Bilan

Les banques cantonales désunies face à l'accord fiscal

Les banques cantonales hésitent sur l'attitude à adopter face aux Etats-Unis, celles qui sont les plus impliquées poussant à accepter l'accord. Les établissements romands se tâtent.
Les banques cantonales sont au moins d'accord sur un point: il faut trouver une solution au conflit fiscal avec les Etats-Unis, et au plus tôt. Toutefois, l'accord unilatéral présenté par Washington ne les convainc pas alors que l'implication des établissements n'est pas la même. Et surtout les amendes à payer, dont les montants commencent à circuler, en effraient plus d'un.

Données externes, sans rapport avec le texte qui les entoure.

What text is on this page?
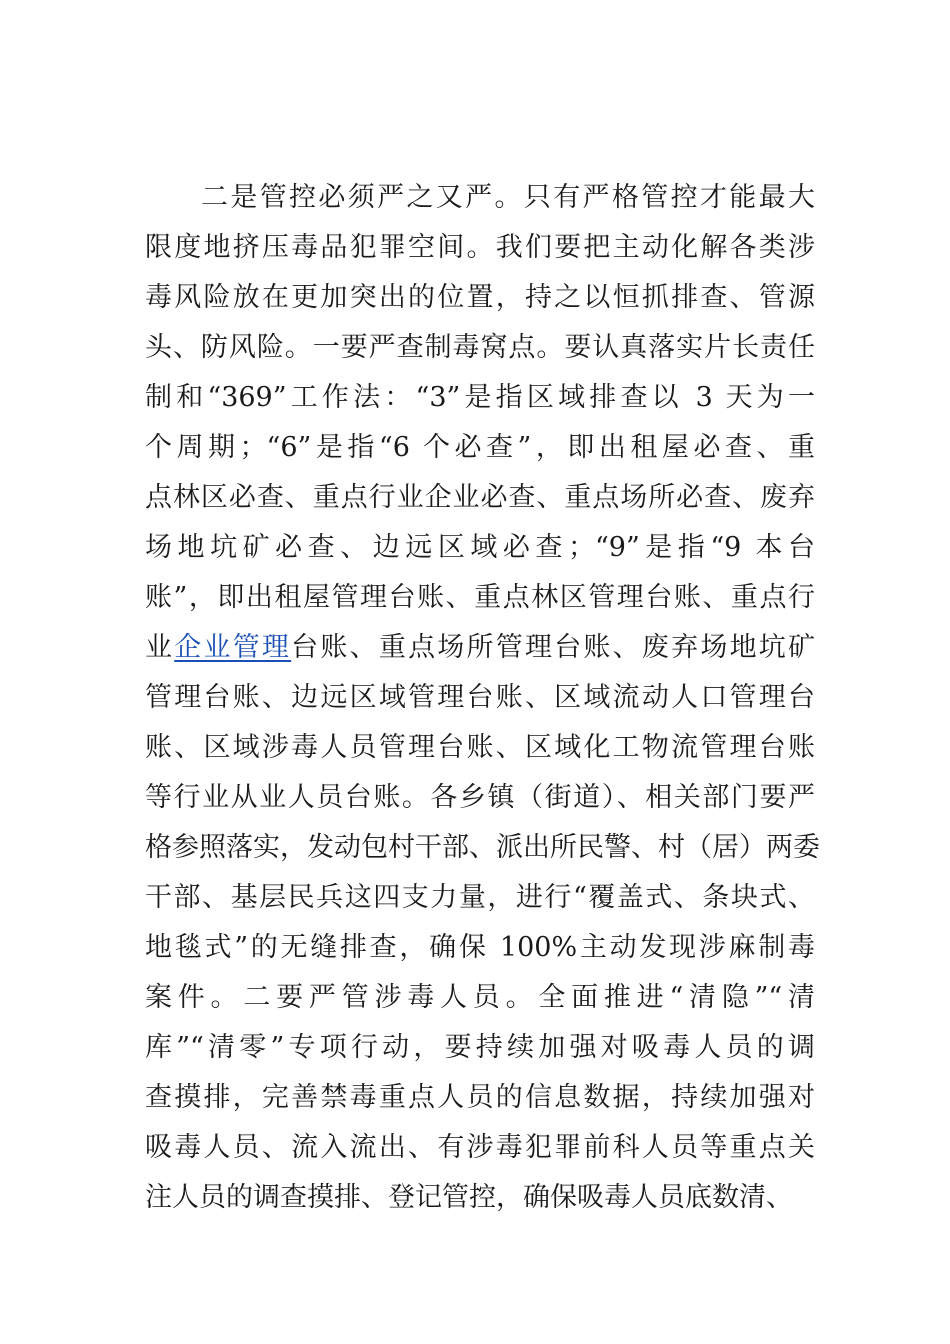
二是管控必须严之又严。只有严格管控才能最大
限度地挤压毒品犯罪空间。我们要把主动化解各类涉
毒风险放在更加突出的位置，持之以恒抓排查、管源
头、防风险。一要严查制毒窝点。要认真落实片长责任
制和“369”工作法：“3”是指区域排查以 3 天为一
个周期；“6”是指“6 个必查”，即出租屋必查、重
点林区必查、重点行业企业必查、重点场所必查、废弃
场地坑矿必查、边远区域必查；“9”是指“9 本台
账”，即出租屋管理台账、重点林区管理台账、重点行
业企业管理台账、重点场所管理台账、废弃场地坑矿
管理台账、边远区域管理台账、区域流动人口管理台
账、区域涉毒人员管理台账、区域化工物流管理台账
等行业从业人员台账。各乡镇（街道）、相关部门要严
格参照落实，发动包村干部、派出所民警、村（居）两委
干部、基层民兵这四支力量，进行“覆盖式、条块式、
地毯式”的无缝排查，确保 100%主动发现涉麻制毒
案件。二要严管涉毒人员。全面推进“清隐”“清
库”“清零”专项行动，要持续加强对吸毒人员的调
查摸排，完善禁毒重点人员的信息数据，持续加强对
吸毒人员、流入流出、有涉毒犯罪前科人员等重点关
注人员的调查摸排、登记管控，确保吸毒人员底数清、
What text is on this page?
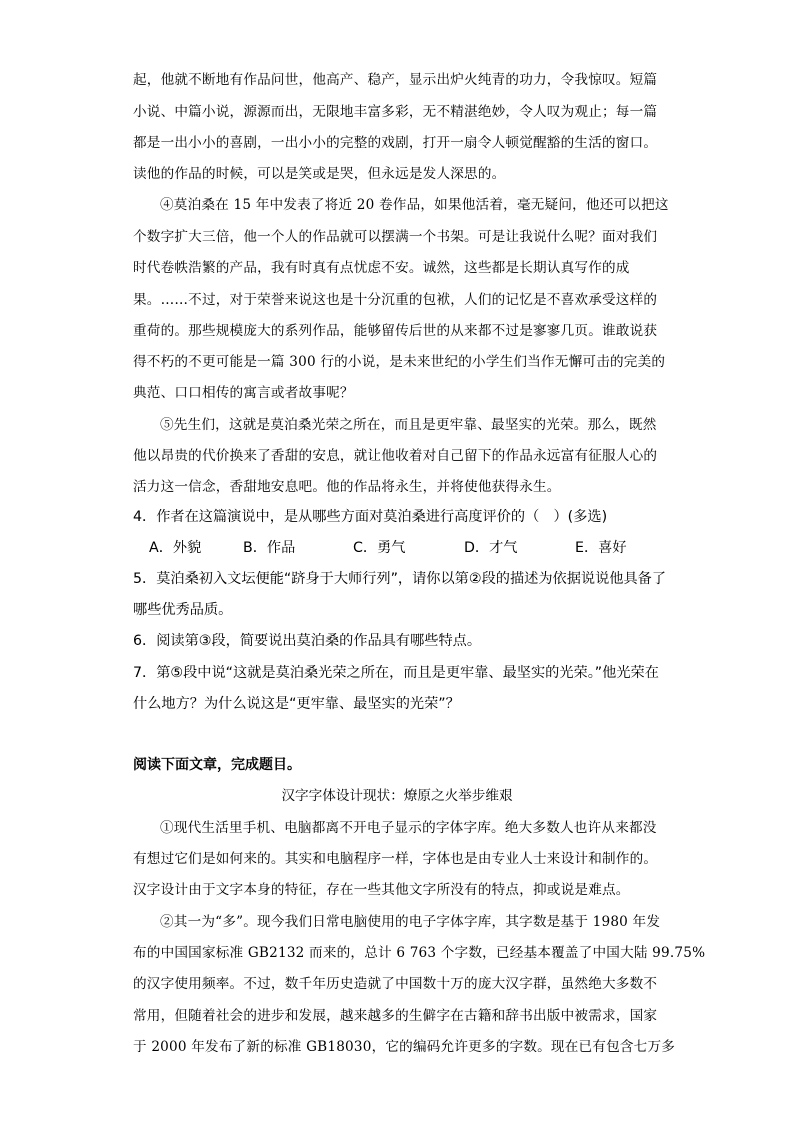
起，他就不断地有作品问世，他高产、稳产，显示出炉火纯青的功力，令我惊叹。短篇
小说、中篇小说，源源而出，无限地丰富多彩，无不精湛绝妙，令人叹为观止；每一篇
都是一出小小的喜剧，一出小小的完整的戏剧，打开一扇令人顿觉醒豁的生活的窗口。
读他的作品的时候，可以是笑或是哭，但永远是发人深思的。
④莫泊桑在 15 年中发表了将近 20 卷作品，如果他活着，毫无疑问，他还可以把这
个数字扩大三倍，他一个人的作品就可以摆满一个书架。可是让我说什么呢？面对我们
时代卷帙浩繁的产品，我有时真有点忧虑不安。诚然，这些都是长期认真写作的成
果。……不过，对于荣誉来说这也是十分沉重的包袱，人们的记忆是不喜欢承受这样的
重荷的。那些规模庞大的系列作品，能够留传后世的从来都不过是寥寥几页。谁敢说获
得不朽的不更可能是一篇 300 行的小说，是未来世纪的小学生们当作无懈可击的完美的
典范、口口相传的寓言或者故事呢？
⑤先生们，这就是莫泊桑光荣之所在，而且是更牢靠、最坚实的光荣。那么，既然
他以昂贵的代价换来了香甜的安息，就让他收着对自己留下的作品永远富有征服人心的
活力这一信念，香甜地安息吧。他的作品将永生，并将使他获得永生。
4．作者在这篇演说中，是从哪些方面对莫泊桑进行高度评价的（　）(多选)
A．外貌	B．作品	C．勇气	D．才气	E．喜好
5．莫泊桑初入文坛便能“跻身于大师行列”，请你以第②段的描述为依据说说他具备了
哪些优秀品质。
6．阅读第③段，简要说出莫泊桑的作品具有哪些特点。
7．第⑤段中说“这就是莫泊桑光荣之所在，而且是更牢靠、最坚实的光荣。”他光荣在
什么地方？为什么说这是“更牢靠、最坚实的光荣”？
阅读下面文章，完成题目。
汉字字体设计现状：燎原之火举步维艰
①现代生活里手机、电脑都离不开电子显示的字体字库。绝大多数人也许从来都没
有想过它们是如何来的。其实和电脑程序一样，字体也是由专业人士来设计和制作的。
汉字设计由于文字本身的特征，存在一些其他文字所没有的特点，抑或说是难点。
②其一为“多”。现今我们日常电脑使用的电子字体字库，其字数是基于 1980 年发
布的中国国家标准 GB2132 而来的，总计 6 763 个字数，已经基本覆盖了中国大陆 99.75%
的汉字使用频率。不过，数千年历史造就了中国数十万的庞大汉字群，虽然绝大多数不
常用，但随着社会的进步和发展，越来越多的生僻字在古籍和辞书出版中被需求，国家
于 2000 年发布了新的标准 GB18030，它的编码允许更多的字数。现在已有包含七万多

Sans surprise, la Banque Cantonale de Zurich et la Banque Cantonale de Bâle-Ville poussent en faveur de l'accord. Ces deux instituts font partie d'une liste de onze banques que la justice américaine se dit prête à poursuivre.

Les réfractaires se font plus discrètes, comme le reconnaît Hanspeter Hess, directeur de l'Union des banques cantonales suisses (UBCS) dans une interview parue vendredi dans le Tages-Anzeiger. «Certaines disent qu'elles ne veulent pas d'un accord à n'importe quel prix».

Des amendes équivalent à 40% des avoirs non-déclarés

L'horizon pourrait se dégager lundi 1o juin, pour autant que la commission de l'économie du Conseil des Etats décide d'entrer en matière sur la loi urgente présentée par Eveline Widmer-Schlumpf. La conseillère devra convaincre à cette occasion alors que certains détails de l'accord commencent à filtrer et laissent perplexes les banques.

Les auditions jeudi 6 juin de représentants de l'autorité de surveillance des marchés financiers (Finma) et de Michael Ambühl, le secrétaire d'Etat chargé des questions financières et fiscales internationales, ont permis aux membres de la commission de se faire une première idée.

Selon Christoph Blocher, qui a pu récolter des informations outre-Atlantique, les Américains réclameraient une amende équivalent à 30% des actifs américains non-déclarés d'avant 2009 et à 40% pour ceux détenus après 2009.

Fronde des banques romandes

Des chiffres qui inquiètent les milieux bancaires. Ces derniers rappellent qu'UBS et la banque Wegelin n'avaient dû payer à l'époque que respectivement 4% et 7% des avoirs américains non-déclarés en Suisse.

Selon les chiffres qui circulent, ces avoirs représentent 25 milliards de francs, dont dix milliards rien que chez UBS qui devrait s'acquitter d'une amende équivalent à 40%. Les quinze milliards restants seraient taxés entre 30 et 40%.

Certaines banques cantonales, principalement romandes, rechignent à donner un blanc-seing à cet accord. «Des établissements trouvent difficile d'expliquer pourquoi elles devraient payer des millions aux autorités fiscales américaines», reconnaît Hanspeter Hess. Des inquiétudes qu'elles ont fait remonter aux parlementaires fédéraux ces derniers jours.

Un rejet par le parlement n'est plus exclu

Des banques cantonales d'autant plus hésitantes qu'elles ne font l'objet d'aucune procédure. Dans un communiqué publié jeudi, la Banque Cantonale Vaudoise (BCV) rappelle qu'elle n'a «jamais eu la clientèle américaine comme marché-cible et n’a pas mené des activités d’acquisition de clientèle sur le sol des Etats-Unis». La BCV ne fait pas partie du groupe de banques sous enquête ou collaborant déjà avec les autorités américaines.

En cas de rejet définitif par le Parlement, la situation des banques cantonales serait inconfortable mais leur existence ne serait pas menacée, ajoute Hanspeter Hess. «Ce genre de discussion est dangereux et nuit aux affaires. Les fonds dans les banques cantonales demeurent en sécurité.»